VILNIUS - The rating agency Standard & Poor's last week revised Lithuania's ratings outlook to negative due to macroeconomic imbalances. The move followed a rating downgrade for Latvia, whose economic boom has shown increasing signs of being unsustainable, and signals further uneasiness ahead for the Baltic economies.
Standard & Poor's said the negative outlook was based on an increase in domestic demand in the first part of 2007, which was facilitating the likelihood of a "hard landing" for the country's economy.
The surge in disposable income, as well as rapid credit expansion, continue to stimulate strong domestic demand in 2007, despite some signs of a cooling in demand in the second half of 2006. As a consequence, macroeconomic imbalances were again building up in the economy, Eileen Zhang, Standard & Poor's credit analyst, said in a statement.
Given the very limited scope of monetary policy under a currency board regime, the agency stressed that fiscal policy was the main macroeconomic instrument in demand management. Although conservative budgets have allowed Lithuania to achieve low deficit and debt levels in recent years, they are insufficient to constrain demand.
If the government fails to tighten its fiscal stance and implement additional measures to tame domestic demand, the external imbalances will escalate further and Lithuania's ratings could be lowered, Zhang said.
Conversely, the government could choose to tighten fiscal policy in the short term and the private sector (i.e., banks) could tighten its lending policy to reduce credit growth. This would allow macroeconomic imbalances to unwind gradually, and set the stage for a revision of the negative outlook.
Still, the agency affirmed its long-term and short-term sovereign ratings for Lithuania at A and A-1, respectively.
In Latvia's case, Standard & Poor's waited three months after giving the country a negative outlook before it finally reduced the rating.

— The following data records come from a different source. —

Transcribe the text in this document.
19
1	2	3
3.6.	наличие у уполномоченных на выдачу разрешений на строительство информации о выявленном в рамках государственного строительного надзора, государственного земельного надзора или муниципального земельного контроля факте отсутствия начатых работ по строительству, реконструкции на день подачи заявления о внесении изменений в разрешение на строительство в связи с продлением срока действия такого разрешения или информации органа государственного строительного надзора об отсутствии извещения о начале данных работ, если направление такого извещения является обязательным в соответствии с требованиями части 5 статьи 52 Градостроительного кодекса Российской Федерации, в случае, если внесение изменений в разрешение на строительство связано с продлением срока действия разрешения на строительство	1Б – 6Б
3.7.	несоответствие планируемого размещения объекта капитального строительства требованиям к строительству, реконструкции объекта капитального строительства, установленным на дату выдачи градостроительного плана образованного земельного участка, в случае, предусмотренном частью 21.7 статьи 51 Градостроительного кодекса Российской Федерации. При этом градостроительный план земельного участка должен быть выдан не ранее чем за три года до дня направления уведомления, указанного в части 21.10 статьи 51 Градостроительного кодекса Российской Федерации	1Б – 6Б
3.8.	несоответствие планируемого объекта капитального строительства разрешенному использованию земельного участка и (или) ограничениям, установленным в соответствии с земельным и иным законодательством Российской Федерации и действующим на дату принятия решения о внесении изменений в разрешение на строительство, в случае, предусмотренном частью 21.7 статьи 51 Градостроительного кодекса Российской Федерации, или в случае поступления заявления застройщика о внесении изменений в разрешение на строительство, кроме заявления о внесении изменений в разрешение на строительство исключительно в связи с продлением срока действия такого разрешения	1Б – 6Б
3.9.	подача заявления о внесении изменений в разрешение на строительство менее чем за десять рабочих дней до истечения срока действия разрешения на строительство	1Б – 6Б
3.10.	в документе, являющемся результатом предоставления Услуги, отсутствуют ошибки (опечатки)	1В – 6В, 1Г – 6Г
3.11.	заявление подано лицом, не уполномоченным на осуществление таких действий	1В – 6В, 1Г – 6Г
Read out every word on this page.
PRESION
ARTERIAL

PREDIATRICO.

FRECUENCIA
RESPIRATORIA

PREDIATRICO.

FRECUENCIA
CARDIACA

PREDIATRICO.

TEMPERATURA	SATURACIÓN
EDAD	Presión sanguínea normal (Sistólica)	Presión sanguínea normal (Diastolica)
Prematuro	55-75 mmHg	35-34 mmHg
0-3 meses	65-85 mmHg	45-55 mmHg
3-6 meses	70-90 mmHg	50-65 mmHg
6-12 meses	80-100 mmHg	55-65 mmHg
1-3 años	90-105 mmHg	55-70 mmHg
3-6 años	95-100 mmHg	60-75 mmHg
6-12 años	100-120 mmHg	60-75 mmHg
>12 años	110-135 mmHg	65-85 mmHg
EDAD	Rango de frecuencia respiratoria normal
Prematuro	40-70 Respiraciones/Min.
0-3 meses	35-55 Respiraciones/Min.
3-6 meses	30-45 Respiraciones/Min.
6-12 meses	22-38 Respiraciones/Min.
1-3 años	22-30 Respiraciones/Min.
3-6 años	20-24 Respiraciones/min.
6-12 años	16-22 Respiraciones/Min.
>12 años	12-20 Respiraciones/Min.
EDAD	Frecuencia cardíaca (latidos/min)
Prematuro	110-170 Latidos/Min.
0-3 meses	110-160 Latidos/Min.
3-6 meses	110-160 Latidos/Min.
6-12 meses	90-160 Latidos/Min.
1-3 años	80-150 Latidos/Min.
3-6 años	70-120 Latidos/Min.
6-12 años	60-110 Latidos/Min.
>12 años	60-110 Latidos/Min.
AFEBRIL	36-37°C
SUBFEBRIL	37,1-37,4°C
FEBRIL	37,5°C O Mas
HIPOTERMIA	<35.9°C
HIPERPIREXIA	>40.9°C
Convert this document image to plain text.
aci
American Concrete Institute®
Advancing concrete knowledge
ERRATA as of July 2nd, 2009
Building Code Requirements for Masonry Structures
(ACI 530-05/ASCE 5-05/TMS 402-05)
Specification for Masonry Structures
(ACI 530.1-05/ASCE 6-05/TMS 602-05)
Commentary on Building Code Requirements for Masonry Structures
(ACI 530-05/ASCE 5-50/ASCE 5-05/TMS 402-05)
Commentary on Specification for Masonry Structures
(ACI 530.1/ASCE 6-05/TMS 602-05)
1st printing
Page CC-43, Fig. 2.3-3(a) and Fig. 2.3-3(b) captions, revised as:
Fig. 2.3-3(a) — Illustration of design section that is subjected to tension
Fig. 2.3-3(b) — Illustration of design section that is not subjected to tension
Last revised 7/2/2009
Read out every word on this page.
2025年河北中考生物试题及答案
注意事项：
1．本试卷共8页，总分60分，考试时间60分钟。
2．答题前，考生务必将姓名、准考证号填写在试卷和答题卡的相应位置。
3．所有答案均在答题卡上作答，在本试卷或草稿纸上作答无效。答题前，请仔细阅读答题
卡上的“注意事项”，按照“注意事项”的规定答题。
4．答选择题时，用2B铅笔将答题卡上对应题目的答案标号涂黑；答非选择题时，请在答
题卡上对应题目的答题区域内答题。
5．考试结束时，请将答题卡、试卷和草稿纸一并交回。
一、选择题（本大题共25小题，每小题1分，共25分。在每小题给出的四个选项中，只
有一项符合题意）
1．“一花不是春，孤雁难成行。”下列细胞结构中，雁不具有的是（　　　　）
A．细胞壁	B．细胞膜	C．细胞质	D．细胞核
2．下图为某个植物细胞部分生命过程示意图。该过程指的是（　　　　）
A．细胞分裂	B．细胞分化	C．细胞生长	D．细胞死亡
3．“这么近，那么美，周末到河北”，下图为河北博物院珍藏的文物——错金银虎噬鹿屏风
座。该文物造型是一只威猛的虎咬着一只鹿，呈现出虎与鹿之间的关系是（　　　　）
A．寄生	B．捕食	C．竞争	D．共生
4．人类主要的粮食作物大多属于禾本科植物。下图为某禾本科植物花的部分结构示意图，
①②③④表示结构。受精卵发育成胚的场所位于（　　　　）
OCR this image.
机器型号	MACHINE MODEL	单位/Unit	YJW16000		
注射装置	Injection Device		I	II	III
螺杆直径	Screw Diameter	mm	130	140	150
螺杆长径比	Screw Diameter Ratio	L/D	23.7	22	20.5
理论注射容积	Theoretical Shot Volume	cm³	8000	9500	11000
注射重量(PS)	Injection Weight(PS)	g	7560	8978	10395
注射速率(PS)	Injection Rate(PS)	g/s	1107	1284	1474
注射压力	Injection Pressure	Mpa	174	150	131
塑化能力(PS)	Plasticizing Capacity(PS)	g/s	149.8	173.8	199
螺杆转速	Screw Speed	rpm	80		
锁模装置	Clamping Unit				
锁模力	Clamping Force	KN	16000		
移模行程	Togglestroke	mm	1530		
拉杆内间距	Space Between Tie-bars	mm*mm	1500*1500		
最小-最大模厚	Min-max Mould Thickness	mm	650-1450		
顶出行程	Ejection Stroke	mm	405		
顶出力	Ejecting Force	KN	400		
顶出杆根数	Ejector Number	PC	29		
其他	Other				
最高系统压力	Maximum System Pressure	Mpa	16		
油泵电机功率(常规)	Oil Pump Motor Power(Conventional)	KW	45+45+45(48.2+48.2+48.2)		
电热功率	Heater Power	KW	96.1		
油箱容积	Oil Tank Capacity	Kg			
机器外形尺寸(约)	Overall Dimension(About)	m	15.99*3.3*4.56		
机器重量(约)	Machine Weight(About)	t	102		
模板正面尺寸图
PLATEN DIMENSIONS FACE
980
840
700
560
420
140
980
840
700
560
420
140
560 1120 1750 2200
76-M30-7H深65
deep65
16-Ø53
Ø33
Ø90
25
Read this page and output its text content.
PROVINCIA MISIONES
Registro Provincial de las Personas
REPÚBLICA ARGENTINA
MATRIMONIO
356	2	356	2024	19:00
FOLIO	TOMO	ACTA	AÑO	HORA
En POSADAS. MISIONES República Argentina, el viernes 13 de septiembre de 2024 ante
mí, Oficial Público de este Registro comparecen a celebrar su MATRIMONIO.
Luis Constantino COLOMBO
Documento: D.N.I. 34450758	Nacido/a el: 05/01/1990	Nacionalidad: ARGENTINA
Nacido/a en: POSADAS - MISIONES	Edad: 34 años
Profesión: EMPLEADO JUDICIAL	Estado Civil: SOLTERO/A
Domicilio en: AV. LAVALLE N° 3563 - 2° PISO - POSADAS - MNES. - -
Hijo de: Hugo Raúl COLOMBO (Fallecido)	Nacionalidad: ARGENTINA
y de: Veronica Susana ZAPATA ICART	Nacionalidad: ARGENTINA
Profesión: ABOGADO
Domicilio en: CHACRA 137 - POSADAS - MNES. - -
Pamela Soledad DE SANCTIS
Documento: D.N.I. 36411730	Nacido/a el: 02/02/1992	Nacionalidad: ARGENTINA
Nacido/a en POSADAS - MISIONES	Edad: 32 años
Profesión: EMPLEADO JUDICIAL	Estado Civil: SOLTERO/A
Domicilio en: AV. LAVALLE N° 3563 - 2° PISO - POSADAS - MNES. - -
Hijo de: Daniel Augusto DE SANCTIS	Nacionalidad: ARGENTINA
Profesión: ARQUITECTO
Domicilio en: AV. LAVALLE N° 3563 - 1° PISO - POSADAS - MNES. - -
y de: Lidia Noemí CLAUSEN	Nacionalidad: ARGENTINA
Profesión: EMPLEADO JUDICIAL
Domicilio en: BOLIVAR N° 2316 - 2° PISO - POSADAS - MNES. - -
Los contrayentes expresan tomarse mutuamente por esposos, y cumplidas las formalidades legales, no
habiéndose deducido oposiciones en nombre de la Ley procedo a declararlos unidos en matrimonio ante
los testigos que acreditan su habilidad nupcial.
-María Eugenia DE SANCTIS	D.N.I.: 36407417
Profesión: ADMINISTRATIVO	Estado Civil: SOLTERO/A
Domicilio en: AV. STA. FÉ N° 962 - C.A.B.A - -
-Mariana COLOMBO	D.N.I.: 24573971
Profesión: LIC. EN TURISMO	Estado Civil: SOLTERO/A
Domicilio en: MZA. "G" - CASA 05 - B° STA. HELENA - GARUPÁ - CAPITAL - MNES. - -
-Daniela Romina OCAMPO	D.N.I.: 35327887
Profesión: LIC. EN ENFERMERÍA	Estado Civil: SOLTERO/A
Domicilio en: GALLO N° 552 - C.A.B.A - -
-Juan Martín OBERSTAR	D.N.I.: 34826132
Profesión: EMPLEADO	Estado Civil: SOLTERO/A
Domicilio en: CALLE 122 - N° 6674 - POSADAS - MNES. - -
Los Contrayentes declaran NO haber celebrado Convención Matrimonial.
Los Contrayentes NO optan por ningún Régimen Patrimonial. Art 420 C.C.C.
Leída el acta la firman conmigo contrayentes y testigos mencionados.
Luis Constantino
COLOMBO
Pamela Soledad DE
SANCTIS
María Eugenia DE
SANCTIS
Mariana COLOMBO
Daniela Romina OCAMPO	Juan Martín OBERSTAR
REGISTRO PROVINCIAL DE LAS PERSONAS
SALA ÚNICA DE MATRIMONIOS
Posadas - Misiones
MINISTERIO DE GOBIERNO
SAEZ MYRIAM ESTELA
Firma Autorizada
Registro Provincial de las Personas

A leading analyst from Danske Bank confirmed the troubled waters for Lithuania, saying the economy should slow down to 5 percent per year, which is considered a sustainable rate of development. In recent years the Baltic state's economy has grown by an average 7.5 percent.
"Otherwise the national economy might face a threat of overheating, the probability of which is being raised by Latvia and Estonia's strained economies," Lars Christensen, Danske Bank's senior analyst for Eastern Europe, told a press conference in Vilnius last week.
Danske Bank analysts have projected that Lithuania would be unable to take up the euro by 2010-2011 due to inflation, and they urged the country to guard against the overheating contagion spreading from neighboring Baltic states.
"If the situation in Latvia, which is dangerous, turns critical, the danger might also spread to Lithuania," Christensen noted.